In Eurogamer, Devindra Hardawar wrote that the Steam Frame version, released in 2026, was "noticeably less sharp", with jagged edges and "muddier" textures, but came close to replicating the original and "still delivered a sense of awe". In Engadget, Devindra Hardawar wrote that Alyx "still feels like a premium VR experience" despite the reduced graphical fidelity.

Aggregate scores
| Aggregator | Score |
|---|---|
| Metacritic | 93/100 |
| OpenCritic | 97% recommend |

Review scores
| Publication | Score |
|---|---|
| Destructoid | 9/10 |
| Edge | 9/10 |
| Game Informer | 9/10 |
| GameSpot | 9/10 |
| IGN | 10/10 |
| PC Gamer (US) | 92% |
| The Guardian | 5/5 |
| USgamer | 4.5/5 |
| VG247 | 5/5 |

===Sales===
The Valve Index headset, controllers, and base stations sold out in the US, Canada, and Europe within a week of the Alyx announcement. By mid-January 2020, they were sold out in all 31 regions. According to Superdata, Valve sold 103,000 Index units in the fourth quarter of 2019 as a result of the Alyx announcements, compared to the total 149,000 sold throughout 2019, and the Index was the highest-selling VR headset for PCs during that quarter. Though Valve had expected to supply several Index orders in time for the release of Alyx, the COVID-19 pandemic limited their supply chain.
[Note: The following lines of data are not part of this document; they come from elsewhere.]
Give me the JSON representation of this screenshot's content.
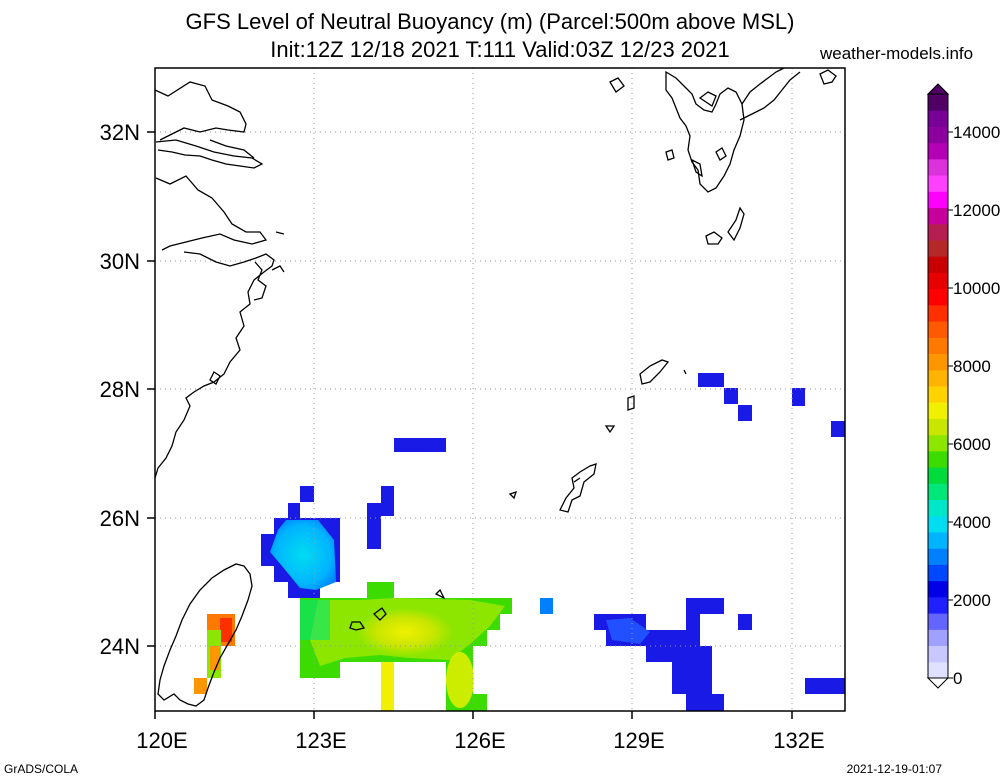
{
  "header": {
    "title_line1": "GFS Level of Neutral Buoyancy (m) (Parcel:500m above MSL)",
    "title_line2": "Init:12Z 12/18 2021 T:111 Valid:03Z 12/23 2021",
    "site": "weather-models.info"
  },
  "footer": {
    "left": "GrADS/COLA",
    "right": "2021-12-19-01:07"
  },
  "map": {
    "lon_range": [
      120,
      133
    ],
    "lat_range": [
      23,
      33
    ],
    "x_ticks": [
      "120E",
      "123E",
      "126E",
      "129E",
      "132E"
    ],
    "y_ticks": [
      "32N",
      "30N",
      "28N",
      "26N",
      "24N"
    ],
    "grid": "dotted"
  },
  "colorbar": {
    "labels": [
      "14000",
      "12000",
      "10000",
      "8000",
      "6000",
      "4000",
      "2000",
      "0"
    ],
    "colors": [
      "#e0e0ff",
      "#c8c8ff",
      "#a0a0ff",
      "#6464ff",
      "#2020ff",
      "#0000e6",
      "#0048ff",
      "#0080ff",
      "#00b4ff",
      "#00dcf0",
      "#00e6c8",
      "#00e678",
      "#00dc3c",
      "#3cdc00",
      "#8ce600",
      "#c8e600",
      "#f0f000",
      "#ffd200",
      "#ffb400",
      "#ff9600",
      "#ff7800",
      "#ff5a00",
      "#ff3000",
      "#ff0000",
      "#e60000",
      "#c80000",
      "#b42828",
      "#b41e50",
      "#c8009b",
      "#ff00ff",
      "#ff40ff",
      "#dc32dc",
      "#b400b4",
      "#8c00a0",
      "#780096",
      "#500064"
    ]
  }
}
Valve's Greg Coomer said Valve knew many people would not play Alyx on launch and that its audience was "relatively small right now". Newell described it as a "forward investment" into long-term technologies. In 2021, PCGamesN wrote that though it was "artfully crafted", Alyx had had little cultural impact. As of December 2024, Alyx had sold more than two million copies.

=== Awards ===
Half-Life: Alyx won "Game of the Year" at the 2020 VR Awards. At the Game Awards 2020, it was nominated for "Best Game Direction", "Best Audio Design" and "Best Action", and won for "Best VR/AR". At the 17th British Academy Games Awards, it was nominated for "Best Game", "Game Direction", "Audio Achievement" and "Artistic Achievement". At the 24th Annual D.I.C.E. Awards, it was nominated for "Action Game of the Year", "Outstanding Achievement in Game Direction", and "Outstanding Achievement in Game Design", and won for "Immersive Reality Technical Achievement" and "Immersive Reality Game of the Year".